中国 観光地の70%再開 入場制限など新型コロナ対策も

中国 観光地の70%再開 入場制限など新型コロナ対策も
新型コロナウイルスの感染拡大の勢いを基本的に抑え込んだとしている中国では、すでにおよそ70%の観光地が再開していますが、多くの観光地では入場者数を制限したり事前予約を求めたりするなどの対策がとられています。
このうち北京にある世界遺産の故宮は、およそ3か月ぶりに今月1日から観光客の受け入れを再開しました。

入場にあたっては、スマートフォンのアプリを通じて新型コロナウイルスの感染リスクがないことを証明する「健康コード」の提示が求められているほか、体温検査も行われます。

また、インターネットでの事前予約制としていて、以前は1日8万人まで受け入れていた観光客を、5000人に制限していて、9日も、広々とした故宮の敷地内は閑散としていました。12日からは1日の入場制限を8000人にまで増やすということです。

故宮では感染のリスクを避けるため、室内の展示スペースは開放されていないほか、多くの土産物店も閉店したままです。

訪れていた女性は「以前訪れたときと比べて観光客はずっと少ないので、とてもいいです。感染防止対策もしっかりされているので、安心です」と話していました。

また、カメラで撮影を楽しんでいた女性は「撮影に邪魔になる人も少なく、写真を撮るのにちょうどいいです。花のある春を過ぎたのが残念ですが、ようやくいい機会が戻ってきました」と話していました。

スマホで感染リスク判定「健康コード」

中国では、スマートフォンのアプリを通じて新型コロナウイルスの感染リスクがないことを証明する「健康コード」と呼ばれるシステムが、各地で導入されています。

このうち、首都北京では、「北京健康宝」と呼ばれる健康コードの運用が、ことし3月から始まっていて、オフィスビルや観光地に入る際や飲食店で食事をする際などに提示を求められることが増えています。

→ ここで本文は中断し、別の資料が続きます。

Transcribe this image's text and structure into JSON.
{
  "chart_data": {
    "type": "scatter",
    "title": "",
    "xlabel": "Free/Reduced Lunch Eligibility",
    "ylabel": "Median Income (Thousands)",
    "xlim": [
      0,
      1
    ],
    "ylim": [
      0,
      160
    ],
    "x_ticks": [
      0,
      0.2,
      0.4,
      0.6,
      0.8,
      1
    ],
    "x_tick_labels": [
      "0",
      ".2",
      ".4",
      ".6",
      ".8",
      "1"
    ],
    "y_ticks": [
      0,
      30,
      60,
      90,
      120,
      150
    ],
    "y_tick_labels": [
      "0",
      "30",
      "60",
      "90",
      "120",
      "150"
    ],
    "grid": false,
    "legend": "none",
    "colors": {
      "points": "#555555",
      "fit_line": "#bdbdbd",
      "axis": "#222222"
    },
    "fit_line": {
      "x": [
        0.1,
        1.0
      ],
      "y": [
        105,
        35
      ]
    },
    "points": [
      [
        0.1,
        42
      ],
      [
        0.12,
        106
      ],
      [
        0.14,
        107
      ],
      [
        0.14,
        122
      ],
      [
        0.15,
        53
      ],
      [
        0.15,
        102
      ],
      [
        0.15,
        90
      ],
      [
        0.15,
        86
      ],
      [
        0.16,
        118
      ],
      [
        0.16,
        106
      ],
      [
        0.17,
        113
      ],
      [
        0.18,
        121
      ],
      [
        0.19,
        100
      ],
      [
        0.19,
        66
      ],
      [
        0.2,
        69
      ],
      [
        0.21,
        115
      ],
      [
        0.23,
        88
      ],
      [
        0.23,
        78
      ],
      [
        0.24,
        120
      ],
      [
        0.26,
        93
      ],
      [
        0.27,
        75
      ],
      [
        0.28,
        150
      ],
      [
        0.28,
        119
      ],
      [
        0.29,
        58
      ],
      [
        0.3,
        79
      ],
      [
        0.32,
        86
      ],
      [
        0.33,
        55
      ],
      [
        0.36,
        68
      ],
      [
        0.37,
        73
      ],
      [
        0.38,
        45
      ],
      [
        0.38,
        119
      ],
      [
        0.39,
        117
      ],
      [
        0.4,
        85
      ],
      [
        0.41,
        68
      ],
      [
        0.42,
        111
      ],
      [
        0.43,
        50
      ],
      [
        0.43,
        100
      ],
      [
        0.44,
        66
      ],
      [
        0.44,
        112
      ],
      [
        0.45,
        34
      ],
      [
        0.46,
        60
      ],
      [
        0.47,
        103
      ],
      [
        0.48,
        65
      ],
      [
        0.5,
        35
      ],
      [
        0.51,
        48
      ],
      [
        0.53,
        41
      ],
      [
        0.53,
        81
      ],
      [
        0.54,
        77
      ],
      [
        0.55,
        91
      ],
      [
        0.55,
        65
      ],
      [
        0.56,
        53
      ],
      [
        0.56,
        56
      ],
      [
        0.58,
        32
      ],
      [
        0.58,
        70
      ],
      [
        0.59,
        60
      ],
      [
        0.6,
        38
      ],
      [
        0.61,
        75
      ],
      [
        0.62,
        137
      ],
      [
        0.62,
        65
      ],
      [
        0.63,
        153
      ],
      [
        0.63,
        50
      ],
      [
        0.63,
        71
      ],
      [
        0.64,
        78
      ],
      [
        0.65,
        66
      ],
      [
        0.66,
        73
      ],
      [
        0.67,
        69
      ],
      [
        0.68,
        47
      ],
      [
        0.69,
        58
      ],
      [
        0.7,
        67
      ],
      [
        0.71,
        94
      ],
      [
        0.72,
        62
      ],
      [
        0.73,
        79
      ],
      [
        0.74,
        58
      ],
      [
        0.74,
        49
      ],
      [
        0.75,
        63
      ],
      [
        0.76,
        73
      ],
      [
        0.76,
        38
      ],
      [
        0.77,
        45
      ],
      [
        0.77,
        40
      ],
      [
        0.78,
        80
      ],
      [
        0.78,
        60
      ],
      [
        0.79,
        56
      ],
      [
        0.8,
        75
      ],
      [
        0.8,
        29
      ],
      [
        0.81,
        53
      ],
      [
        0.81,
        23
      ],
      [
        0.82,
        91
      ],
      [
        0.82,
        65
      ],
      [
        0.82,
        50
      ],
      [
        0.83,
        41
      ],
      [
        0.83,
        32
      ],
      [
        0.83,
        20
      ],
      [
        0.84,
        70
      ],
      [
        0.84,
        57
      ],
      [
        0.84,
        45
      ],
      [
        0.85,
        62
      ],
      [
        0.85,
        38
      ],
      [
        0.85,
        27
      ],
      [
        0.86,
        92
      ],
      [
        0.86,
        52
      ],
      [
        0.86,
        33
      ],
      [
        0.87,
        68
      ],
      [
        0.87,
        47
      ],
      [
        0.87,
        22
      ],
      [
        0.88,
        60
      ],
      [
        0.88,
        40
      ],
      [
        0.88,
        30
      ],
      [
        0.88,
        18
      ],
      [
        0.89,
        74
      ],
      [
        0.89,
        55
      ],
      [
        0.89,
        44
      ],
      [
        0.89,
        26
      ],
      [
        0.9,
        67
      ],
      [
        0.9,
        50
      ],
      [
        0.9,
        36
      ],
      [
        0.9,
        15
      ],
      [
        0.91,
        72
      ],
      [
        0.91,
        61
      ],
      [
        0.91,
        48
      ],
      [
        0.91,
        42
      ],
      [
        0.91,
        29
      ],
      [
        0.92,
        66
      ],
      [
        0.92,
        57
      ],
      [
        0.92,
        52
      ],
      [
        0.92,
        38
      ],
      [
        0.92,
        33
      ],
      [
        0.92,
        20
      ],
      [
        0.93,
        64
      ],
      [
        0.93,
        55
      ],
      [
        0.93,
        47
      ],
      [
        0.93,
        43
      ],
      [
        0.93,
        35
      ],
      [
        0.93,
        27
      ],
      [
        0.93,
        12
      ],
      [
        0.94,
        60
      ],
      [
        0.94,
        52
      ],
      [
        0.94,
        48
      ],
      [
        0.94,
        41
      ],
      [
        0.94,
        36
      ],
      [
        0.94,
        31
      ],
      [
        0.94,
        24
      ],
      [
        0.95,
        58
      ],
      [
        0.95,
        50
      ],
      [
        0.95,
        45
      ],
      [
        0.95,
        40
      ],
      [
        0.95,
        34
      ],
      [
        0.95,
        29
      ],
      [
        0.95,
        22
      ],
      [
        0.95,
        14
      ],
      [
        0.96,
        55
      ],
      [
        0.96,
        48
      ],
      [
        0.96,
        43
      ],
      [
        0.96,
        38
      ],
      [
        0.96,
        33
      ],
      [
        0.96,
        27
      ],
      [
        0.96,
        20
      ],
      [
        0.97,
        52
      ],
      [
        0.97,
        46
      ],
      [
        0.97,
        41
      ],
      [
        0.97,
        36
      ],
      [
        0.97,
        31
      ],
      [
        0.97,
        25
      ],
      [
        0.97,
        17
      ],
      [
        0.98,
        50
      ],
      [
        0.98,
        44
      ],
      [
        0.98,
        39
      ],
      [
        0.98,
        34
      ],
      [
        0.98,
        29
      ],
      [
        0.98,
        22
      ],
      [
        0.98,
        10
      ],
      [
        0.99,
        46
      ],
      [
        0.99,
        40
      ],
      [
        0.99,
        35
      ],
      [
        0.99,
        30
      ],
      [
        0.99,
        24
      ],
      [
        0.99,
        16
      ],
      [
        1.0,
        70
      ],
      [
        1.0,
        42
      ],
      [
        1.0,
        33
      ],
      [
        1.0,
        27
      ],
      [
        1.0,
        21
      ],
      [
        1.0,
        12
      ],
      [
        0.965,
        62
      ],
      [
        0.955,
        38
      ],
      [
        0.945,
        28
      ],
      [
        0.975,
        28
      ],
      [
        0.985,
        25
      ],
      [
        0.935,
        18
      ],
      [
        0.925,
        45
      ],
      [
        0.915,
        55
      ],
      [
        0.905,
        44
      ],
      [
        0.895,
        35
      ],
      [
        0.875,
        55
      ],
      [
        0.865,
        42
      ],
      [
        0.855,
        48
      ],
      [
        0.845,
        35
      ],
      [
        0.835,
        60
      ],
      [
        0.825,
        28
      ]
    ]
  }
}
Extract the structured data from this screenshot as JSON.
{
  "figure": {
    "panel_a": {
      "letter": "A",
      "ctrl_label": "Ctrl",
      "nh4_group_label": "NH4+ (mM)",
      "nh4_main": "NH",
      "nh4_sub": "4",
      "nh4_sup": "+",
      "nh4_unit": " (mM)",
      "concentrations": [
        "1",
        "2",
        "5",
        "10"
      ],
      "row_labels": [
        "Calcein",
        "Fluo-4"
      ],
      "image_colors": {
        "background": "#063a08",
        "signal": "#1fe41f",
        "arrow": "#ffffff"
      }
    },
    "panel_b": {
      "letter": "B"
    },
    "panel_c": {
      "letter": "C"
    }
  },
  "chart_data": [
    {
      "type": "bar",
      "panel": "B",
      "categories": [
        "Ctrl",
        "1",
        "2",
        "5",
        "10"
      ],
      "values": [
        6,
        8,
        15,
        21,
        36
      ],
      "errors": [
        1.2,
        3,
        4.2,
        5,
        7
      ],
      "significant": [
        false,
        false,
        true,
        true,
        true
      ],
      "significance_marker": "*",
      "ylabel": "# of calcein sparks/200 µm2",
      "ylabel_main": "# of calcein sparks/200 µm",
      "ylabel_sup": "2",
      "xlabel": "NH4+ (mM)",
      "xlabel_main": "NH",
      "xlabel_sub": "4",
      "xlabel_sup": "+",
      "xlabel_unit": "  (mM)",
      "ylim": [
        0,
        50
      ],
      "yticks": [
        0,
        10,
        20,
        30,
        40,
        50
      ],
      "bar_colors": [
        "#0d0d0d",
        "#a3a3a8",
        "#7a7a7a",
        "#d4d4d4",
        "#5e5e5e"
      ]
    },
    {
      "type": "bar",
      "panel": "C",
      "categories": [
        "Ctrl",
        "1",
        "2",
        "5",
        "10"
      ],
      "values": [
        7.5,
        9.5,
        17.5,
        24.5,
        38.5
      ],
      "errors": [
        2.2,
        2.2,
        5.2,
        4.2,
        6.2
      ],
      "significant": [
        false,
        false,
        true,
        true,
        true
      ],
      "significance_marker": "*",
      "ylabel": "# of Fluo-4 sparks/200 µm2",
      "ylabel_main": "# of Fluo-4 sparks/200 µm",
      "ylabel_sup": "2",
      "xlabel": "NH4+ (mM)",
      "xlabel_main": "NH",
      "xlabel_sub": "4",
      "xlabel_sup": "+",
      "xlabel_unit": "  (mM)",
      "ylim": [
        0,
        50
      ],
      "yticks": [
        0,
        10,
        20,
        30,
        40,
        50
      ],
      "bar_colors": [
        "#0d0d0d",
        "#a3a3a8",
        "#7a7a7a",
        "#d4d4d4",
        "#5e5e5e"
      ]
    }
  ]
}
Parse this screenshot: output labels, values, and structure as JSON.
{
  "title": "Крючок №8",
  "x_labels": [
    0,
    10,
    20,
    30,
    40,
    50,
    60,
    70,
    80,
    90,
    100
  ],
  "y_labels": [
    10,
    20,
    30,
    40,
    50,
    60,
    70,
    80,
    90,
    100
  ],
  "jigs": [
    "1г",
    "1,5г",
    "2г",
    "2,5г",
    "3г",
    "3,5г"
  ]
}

SNSの「ウィーチャット」か、スマホ決済の「アリペイ」のアプリを通じて、名前と顔写真のほか、IDカードやパスポートの番号を登録すると、新型コロナウイルスの感染リスクが、リスクが高い順に「赤」、「黄」、「緑」の3段階で示され、異常がないとされる「緑」でなければ、飲食店などに入ることができません。

感染リスクの判定について、当局は、個人の位置情報ではなく、鉄道や飛行機での移動記録などのビッグデータと照合して行っていると説明していますが、具体的にどのようにデータを分析して判断しているのかは不透明で、こうしたシステムによって監視がさらに強まるのではないかと懸念する声もあります。
一方、上海では、新型コロナウイルスの影響で落ち込んだ消費を回復させようと、大規模なセールが行われました。

セールは今月1日から始まったメーデーの5連休に合わせて上海市の呼びかけで行われ、市内の主要な商業施設やネット通販企業などが参加しています。

今月4日には、上海市のトップ、李強書記のほか、大規模セールに参加している企業の代表などが参加したイベントが行われました。

このイベントには、ことし3月、上海市の代理市長に就任したばかりの※きょう正氏が出席して演説しました。

インターネットを通じて生中継されたこともあり、会場では主催者側が、「カメラに写る場所にいる人はマスクを外してください」と求めるなど、感染拡大の勢いを基本的に抑え込んだことをアピールしていました。

※「きょう」は、「龍」の下に「共」。